Improving Airspace Awareness: Possible Conspicuity Solutions For Safe sUAS Operations

Abstract

Currently, there is no standardized lighting system to enhance the visibility of small Unmanned Aircraft Systems (sUAS), despite reports of their limited conspicuity. This study has identified the characteristics of a lighting system (placement of the light, flash type, movement of the sUAS) that can enhance the detection and visibility of a sUAS. This work was done using a virtual reality (VR) headset, a platform that can offset or mitigate persistent issues with UAS field research. This experiment used a within-subject factorial design to explore the effects of lighting design and sUAS movement on detection and reaction time.

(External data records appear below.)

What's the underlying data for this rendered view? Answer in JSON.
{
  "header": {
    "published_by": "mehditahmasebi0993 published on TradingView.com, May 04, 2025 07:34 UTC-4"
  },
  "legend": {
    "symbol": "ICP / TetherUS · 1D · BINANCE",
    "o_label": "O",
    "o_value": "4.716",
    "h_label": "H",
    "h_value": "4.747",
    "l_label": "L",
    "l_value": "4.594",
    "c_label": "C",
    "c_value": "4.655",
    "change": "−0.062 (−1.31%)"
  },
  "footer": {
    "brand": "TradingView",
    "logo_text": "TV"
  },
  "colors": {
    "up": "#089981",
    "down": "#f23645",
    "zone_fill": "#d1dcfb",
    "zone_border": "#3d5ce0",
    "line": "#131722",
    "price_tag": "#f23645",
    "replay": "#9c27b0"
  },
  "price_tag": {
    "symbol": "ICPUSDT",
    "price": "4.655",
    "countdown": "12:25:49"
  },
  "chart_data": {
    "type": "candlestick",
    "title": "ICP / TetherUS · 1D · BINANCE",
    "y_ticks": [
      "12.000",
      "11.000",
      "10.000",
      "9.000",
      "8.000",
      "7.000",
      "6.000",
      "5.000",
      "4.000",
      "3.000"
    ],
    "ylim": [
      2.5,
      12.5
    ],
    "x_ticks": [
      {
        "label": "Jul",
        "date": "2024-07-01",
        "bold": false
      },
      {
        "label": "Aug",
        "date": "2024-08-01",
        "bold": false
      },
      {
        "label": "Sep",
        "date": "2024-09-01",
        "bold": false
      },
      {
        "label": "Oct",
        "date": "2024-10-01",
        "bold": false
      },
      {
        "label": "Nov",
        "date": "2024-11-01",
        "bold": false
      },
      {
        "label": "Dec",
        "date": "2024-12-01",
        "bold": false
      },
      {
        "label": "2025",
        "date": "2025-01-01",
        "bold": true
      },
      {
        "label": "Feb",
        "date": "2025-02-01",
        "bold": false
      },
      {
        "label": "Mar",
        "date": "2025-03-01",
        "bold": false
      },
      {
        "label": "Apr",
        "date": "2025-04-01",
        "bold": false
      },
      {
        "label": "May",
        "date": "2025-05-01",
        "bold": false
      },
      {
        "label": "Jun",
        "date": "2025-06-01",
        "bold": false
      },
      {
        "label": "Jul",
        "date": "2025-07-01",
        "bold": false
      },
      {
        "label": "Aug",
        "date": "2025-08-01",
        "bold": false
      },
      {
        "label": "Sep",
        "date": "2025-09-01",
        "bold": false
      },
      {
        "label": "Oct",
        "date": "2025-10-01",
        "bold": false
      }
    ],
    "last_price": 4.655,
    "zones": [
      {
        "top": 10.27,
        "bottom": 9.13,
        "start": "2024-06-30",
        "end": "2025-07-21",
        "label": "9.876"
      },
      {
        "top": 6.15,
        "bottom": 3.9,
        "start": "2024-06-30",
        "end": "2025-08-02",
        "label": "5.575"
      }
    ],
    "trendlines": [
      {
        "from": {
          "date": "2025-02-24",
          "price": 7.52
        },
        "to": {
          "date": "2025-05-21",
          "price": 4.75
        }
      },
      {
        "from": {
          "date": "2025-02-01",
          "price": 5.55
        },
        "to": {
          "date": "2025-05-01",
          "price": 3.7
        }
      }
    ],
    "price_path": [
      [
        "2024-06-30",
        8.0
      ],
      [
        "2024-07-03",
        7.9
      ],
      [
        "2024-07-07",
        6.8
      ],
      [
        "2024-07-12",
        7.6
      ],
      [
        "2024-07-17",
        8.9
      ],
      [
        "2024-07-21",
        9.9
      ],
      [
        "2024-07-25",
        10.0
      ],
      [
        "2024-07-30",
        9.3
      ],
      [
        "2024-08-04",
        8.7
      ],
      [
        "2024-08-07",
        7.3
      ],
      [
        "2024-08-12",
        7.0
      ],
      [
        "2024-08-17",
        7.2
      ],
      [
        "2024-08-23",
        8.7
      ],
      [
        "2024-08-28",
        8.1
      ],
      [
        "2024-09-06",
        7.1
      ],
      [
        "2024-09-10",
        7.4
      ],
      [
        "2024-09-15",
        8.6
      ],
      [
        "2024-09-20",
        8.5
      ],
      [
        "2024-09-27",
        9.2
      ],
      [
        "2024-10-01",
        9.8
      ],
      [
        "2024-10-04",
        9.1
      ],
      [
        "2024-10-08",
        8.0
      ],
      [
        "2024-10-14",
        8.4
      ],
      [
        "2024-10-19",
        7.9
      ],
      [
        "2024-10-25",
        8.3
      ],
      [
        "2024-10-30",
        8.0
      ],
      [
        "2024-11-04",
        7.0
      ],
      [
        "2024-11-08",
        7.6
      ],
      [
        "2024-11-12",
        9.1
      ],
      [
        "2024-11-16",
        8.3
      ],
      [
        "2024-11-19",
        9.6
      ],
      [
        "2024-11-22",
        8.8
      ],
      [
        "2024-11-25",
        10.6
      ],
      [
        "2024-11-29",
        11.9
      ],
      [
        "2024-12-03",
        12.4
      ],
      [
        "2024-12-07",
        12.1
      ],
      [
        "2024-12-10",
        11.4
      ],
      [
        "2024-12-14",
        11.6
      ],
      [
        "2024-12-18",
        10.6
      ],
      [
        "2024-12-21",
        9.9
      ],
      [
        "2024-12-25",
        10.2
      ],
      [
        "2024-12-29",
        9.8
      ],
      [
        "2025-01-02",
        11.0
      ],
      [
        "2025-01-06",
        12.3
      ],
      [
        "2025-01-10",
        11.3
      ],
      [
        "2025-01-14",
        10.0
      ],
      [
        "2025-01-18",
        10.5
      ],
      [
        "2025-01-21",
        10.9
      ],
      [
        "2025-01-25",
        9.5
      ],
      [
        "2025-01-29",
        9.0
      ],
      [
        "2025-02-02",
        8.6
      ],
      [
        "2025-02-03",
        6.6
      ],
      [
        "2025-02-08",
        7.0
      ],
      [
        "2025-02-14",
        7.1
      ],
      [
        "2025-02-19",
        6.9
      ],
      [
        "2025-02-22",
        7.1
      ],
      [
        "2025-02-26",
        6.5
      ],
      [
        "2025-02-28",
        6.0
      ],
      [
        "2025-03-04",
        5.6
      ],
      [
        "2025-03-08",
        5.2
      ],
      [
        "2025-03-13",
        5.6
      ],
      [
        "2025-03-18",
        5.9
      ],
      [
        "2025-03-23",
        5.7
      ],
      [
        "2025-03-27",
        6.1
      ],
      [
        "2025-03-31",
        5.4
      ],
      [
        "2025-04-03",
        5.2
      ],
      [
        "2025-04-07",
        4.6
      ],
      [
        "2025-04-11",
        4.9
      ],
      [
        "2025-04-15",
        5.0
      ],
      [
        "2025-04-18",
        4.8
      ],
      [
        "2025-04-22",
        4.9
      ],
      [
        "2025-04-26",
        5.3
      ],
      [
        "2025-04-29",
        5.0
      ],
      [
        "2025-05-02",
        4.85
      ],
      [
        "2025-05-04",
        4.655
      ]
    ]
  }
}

The study included three factors: light flashing type (flashing, non-flashing, half-flashing, and half-non-flashing); light placement (top and bottom or around the perimeter of the sUAS); and relative movement of the sUAS (approaching or orbital). Participants viewed 360-degree videos of a sUAS flying. They were tasked to locate the sUAS within six seconds, relying on the drone's lighting and sound. The participants completed a total of 96 trials. Fifty participants (31 female, 19 male; mean age 24.4 years) were recruited from the student (31 participants) and general population (19 participants). Half-flashing and half-solid lights around the perimeter of the sUAS maximized the chance of quick detection. Perimeter lighting increased detection counts [F(1, 590) = 38.295, p < 0.001]. There was also a significant flash type by placement interaction [F(2,98) = 8.87, p < 0.001] for reaction time, with decreased reaction times for half-flashing/half-solid lighting placed around the perimeter. The type of relative movement depends on the vantage point of the observer and did not lead to lighting recommendations. This virtual reality-based study identified lighting configurations that increase sUAS visibility. It also highlighted the potential of VR-based experiments to increase participant turnout, decrease financial stressors, and avoid hazardous accidents. This experiment identified two factors that increase detection and decrease reaction time: a combination of solid and flashing lights around the perimeter of the sUAS. As sUAS use expands to include flying beyond line of sight and more advanced mobility aircraft fly in swarms, these lighting systems may be further examined to minimize human error.

Keywords: small Unmanned Aircraft System, Visibility, Virtual Reality

DOI: 10.54941/ahfe1006375